Okay let me explain what I mean here.
You have a site collection. You have 3 groups there -
- IT - the control all, overloaded people. Bottleneck as usual.
- Power users for Department X = GROUP A
- Users of Department X = GROUP B
Now, IT wants to reduce it's workload, and wants to:
a) Allow Group A to manage users of Group B
b) Not allow Group A to manage security anywhere else.
c) Allow IT itself to manage security wherever the hell they please.
How would you do it?
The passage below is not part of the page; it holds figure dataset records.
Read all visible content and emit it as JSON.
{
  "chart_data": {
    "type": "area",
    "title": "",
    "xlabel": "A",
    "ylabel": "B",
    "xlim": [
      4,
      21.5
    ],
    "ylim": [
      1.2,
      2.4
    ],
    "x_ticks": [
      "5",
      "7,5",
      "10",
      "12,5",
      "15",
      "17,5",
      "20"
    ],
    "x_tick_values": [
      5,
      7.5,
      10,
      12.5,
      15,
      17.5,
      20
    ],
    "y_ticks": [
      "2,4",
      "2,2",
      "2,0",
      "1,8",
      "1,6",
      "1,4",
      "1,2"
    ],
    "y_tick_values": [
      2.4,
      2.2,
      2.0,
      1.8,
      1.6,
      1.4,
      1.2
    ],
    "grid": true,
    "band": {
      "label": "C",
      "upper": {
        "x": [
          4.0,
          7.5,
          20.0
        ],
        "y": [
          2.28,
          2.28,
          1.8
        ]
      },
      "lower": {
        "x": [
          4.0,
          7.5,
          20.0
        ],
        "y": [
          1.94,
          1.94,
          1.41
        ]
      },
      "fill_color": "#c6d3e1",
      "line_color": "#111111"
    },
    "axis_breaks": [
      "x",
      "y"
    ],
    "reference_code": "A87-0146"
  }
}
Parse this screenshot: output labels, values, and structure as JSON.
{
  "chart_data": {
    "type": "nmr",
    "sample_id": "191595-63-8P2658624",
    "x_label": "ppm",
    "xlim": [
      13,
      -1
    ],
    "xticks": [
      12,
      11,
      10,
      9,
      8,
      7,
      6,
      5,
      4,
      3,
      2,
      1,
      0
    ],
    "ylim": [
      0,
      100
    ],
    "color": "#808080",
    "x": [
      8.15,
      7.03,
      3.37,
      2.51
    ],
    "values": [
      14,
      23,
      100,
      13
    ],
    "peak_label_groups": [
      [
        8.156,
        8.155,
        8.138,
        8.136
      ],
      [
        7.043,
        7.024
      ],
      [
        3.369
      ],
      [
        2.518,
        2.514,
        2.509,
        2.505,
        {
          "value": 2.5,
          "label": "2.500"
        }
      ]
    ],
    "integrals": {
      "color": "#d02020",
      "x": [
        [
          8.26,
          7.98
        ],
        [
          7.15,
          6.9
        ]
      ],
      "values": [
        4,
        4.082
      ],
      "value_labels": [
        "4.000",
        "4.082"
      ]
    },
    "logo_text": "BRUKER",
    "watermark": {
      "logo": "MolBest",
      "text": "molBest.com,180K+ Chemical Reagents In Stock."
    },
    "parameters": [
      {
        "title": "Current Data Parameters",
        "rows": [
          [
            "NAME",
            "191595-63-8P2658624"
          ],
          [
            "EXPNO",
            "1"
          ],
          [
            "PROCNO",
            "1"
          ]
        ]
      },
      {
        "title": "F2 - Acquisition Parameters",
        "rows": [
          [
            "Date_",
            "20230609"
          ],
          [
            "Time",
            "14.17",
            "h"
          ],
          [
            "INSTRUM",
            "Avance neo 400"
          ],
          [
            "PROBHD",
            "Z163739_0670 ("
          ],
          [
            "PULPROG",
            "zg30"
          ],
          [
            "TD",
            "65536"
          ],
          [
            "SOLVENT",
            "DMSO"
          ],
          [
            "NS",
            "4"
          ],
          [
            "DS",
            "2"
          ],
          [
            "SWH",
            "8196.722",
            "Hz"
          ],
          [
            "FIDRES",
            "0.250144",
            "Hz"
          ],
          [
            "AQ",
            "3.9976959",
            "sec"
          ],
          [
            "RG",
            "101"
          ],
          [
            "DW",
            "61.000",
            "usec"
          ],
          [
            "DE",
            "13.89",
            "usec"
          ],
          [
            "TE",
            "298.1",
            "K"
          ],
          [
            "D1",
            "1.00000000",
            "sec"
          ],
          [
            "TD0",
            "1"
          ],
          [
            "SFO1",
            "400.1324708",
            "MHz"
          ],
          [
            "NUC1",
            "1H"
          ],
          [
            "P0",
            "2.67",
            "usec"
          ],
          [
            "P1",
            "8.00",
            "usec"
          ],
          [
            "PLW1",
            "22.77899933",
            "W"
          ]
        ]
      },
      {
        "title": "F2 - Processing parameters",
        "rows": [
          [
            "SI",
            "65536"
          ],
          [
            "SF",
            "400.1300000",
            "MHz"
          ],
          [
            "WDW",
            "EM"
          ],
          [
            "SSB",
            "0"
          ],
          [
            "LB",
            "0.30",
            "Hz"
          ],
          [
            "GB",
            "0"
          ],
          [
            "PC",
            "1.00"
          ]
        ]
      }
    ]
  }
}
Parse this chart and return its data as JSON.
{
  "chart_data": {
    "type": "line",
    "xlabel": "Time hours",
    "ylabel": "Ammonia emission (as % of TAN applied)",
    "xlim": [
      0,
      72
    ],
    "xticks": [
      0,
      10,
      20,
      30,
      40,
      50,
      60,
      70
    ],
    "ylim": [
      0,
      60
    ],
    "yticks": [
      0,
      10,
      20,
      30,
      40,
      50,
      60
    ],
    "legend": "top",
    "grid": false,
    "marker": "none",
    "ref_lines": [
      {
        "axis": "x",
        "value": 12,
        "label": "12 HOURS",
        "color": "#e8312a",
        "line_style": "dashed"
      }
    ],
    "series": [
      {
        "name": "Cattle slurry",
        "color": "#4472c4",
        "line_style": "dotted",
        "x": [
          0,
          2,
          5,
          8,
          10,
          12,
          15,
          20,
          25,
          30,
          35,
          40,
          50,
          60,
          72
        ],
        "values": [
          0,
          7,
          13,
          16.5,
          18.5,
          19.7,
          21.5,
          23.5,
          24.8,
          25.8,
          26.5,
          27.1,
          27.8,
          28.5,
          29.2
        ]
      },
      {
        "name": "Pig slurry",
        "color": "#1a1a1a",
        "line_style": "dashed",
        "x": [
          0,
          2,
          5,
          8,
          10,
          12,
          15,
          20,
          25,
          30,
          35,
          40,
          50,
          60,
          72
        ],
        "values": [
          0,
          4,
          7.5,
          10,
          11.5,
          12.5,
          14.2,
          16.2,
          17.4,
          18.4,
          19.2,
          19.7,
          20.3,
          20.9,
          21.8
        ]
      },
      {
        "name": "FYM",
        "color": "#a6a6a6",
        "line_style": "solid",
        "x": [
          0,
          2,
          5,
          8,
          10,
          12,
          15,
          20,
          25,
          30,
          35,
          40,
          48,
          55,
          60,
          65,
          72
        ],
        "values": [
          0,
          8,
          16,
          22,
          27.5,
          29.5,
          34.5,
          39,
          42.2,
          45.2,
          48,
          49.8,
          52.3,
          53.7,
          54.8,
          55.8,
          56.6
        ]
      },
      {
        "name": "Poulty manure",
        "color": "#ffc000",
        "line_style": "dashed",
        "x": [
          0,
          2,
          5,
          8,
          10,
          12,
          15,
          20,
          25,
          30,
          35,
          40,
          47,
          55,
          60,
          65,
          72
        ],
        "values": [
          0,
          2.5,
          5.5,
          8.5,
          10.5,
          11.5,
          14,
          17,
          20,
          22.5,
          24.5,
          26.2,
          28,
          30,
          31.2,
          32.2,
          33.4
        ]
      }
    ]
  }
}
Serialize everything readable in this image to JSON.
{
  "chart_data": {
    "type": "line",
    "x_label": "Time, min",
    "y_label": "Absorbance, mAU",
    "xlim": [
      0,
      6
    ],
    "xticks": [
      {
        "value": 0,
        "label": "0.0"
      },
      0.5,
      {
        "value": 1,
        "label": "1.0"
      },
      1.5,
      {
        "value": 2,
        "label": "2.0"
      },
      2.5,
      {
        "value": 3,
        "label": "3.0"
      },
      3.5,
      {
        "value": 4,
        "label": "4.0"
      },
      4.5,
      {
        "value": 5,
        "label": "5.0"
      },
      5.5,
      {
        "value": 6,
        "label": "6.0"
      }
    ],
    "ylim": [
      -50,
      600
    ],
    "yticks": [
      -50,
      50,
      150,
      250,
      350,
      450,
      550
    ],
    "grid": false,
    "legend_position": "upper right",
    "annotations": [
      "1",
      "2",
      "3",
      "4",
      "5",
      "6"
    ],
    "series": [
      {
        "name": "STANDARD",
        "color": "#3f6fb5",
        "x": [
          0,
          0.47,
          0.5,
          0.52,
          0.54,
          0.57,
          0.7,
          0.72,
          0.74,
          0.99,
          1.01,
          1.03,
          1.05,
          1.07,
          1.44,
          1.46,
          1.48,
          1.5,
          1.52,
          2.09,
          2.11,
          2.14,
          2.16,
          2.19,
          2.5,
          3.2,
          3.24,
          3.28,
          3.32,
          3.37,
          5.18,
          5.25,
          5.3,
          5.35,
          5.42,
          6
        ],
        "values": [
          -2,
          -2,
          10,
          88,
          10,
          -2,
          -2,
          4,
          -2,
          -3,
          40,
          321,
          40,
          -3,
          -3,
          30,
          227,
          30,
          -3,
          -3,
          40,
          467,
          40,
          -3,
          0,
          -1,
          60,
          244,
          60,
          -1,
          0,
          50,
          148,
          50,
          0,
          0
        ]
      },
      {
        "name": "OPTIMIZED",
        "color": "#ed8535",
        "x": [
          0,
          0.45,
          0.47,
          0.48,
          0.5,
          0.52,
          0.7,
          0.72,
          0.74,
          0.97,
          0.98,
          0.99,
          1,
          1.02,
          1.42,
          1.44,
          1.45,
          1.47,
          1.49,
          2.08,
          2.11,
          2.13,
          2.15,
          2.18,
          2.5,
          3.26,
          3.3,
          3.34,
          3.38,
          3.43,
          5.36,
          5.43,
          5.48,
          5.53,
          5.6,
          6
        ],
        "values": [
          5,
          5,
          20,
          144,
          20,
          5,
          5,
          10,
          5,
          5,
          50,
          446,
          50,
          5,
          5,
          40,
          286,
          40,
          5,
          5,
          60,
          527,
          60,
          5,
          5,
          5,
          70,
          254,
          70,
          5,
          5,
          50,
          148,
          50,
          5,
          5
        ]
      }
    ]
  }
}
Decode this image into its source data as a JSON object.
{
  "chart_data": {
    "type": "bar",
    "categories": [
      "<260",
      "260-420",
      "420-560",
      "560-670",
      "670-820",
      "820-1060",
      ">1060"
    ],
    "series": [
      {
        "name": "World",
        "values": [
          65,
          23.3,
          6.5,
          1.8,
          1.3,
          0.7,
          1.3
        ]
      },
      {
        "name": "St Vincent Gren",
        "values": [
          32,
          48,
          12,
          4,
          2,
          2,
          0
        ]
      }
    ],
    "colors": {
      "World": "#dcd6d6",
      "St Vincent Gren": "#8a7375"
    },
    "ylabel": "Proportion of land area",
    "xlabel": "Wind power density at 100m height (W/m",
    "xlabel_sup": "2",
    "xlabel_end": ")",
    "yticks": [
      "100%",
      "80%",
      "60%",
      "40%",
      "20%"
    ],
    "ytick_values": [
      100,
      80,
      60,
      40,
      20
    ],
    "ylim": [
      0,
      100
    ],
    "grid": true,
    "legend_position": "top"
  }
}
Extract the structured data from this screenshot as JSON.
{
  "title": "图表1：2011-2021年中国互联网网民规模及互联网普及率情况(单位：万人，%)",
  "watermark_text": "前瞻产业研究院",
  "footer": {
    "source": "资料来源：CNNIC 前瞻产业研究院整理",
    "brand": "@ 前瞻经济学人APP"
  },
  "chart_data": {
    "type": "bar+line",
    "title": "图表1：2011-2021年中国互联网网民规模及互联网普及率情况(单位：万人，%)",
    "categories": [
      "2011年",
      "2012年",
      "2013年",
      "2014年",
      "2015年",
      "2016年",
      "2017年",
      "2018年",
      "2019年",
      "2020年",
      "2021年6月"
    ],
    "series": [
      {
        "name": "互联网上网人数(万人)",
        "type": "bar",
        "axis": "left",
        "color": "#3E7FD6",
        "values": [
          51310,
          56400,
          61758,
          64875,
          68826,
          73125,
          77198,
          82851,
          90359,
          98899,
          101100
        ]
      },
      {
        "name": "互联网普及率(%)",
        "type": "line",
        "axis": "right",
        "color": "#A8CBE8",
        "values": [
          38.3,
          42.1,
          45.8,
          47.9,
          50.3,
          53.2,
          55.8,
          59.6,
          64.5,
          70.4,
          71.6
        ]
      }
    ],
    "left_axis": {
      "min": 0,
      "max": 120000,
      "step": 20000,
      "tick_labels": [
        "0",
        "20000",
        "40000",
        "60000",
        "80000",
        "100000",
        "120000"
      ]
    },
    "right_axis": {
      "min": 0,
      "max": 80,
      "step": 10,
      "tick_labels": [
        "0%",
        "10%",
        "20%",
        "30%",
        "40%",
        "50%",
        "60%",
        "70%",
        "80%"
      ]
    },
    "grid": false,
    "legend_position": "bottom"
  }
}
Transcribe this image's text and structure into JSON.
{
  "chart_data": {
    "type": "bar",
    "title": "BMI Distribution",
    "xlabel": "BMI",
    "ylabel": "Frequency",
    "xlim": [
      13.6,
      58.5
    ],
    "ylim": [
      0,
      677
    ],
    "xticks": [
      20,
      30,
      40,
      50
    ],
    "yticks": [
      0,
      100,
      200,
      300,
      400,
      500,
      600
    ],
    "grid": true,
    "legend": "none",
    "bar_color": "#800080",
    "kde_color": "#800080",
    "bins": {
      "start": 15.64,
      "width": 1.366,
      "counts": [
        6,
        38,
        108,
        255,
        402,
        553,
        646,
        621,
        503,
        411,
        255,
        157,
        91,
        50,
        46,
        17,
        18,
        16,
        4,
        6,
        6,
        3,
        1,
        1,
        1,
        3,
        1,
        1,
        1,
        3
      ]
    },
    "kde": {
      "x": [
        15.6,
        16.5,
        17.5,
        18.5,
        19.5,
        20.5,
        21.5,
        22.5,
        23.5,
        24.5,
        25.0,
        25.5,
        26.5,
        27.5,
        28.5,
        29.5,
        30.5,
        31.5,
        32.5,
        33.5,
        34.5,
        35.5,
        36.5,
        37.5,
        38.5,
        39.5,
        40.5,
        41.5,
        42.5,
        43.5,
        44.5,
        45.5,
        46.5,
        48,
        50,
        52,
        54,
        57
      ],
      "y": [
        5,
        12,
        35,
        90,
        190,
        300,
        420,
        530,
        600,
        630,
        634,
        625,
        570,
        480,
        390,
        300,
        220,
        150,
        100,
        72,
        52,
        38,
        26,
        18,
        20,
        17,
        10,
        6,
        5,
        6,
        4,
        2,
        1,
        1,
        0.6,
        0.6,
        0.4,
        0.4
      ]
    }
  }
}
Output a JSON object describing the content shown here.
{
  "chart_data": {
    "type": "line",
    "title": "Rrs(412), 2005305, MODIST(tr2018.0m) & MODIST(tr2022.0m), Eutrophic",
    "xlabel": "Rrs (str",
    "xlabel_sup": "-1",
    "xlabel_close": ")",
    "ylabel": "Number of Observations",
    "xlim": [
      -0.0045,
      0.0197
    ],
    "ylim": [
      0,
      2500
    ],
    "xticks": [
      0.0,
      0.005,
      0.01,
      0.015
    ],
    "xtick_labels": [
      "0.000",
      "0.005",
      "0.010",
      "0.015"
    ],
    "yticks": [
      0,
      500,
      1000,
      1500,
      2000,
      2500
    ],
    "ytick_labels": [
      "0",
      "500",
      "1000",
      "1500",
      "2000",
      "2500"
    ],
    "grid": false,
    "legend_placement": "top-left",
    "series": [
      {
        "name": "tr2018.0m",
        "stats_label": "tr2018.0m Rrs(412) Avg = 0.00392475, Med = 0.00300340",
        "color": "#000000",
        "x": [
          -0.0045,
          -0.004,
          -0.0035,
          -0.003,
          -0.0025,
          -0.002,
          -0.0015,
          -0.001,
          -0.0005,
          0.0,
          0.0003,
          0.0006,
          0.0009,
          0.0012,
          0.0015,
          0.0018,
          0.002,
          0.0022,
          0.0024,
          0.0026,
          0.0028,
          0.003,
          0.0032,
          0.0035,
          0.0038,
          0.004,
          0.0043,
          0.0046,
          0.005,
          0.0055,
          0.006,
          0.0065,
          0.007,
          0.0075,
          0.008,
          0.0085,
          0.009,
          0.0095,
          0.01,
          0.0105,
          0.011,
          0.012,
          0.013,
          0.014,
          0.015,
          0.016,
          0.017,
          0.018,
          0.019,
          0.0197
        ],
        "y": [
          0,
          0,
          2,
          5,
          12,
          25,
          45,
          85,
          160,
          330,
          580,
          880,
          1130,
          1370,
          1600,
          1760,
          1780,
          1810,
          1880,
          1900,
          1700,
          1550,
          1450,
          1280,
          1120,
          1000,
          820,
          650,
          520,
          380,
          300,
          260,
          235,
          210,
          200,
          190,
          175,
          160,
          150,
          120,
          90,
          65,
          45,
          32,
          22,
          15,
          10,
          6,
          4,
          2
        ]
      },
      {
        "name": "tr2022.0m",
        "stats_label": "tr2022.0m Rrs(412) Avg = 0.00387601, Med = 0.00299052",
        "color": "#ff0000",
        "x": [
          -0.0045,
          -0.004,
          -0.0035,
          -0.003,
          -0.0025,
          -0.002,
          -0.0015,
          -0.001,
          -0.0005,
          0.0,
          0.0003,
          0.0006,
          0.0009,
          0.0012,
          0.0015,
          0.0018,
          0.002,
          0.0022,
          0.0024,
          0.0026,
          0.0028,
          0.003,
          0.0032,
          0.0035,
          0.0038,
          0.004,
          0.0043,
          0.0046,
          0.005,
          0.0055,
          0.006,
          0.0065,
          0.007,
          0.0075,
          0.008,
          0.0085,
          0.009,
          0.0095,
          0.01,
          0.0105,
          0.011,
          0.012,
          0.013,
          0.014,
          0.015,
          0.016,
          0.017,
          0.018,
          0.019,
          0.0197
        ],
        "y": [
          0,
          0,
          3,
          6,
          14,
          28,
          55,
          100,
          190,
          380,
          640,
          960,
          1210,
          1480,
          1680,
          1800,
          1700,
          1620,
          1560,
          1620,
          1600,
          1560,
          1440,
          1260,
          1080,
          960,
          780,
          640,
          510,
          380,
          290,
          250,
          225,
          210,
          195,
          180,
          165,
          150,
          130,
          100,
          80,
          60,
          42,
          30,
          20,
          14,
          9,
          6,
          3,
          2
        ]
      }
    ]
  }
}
Well, here is how.
- Create a custom security permission level, remove the "Manage Users" and "Create Groups" permissions. (How to create custom security permissions?)
- Create a SharePoint group called Group A, give it the security permission level you setup in #1.
- Create a second SharePoint Group called Group B - and specify it's owner as Group A. This works since both SPGroup and SPUser inherit from SPPrincipal, which inherits from SPMember. And SPGroup.Owner is of type SPMember.
Thats it !! ;-). now Group A can manage Group B, but nothing else.
w00t!
On
10/19/2007 2:18:15 PM
Becky Isserman
said ..
We're actually going to have a meeting here about security permissions. I guess some random people decided they wanted to call me and ask for special permissions to lock out deleting items in a calendar. There really is no policy in place and we need to figure out who can decide security permissions.
Can I ask you more information about the data plan for the iphone? Maybe drop me an e-mail sometime?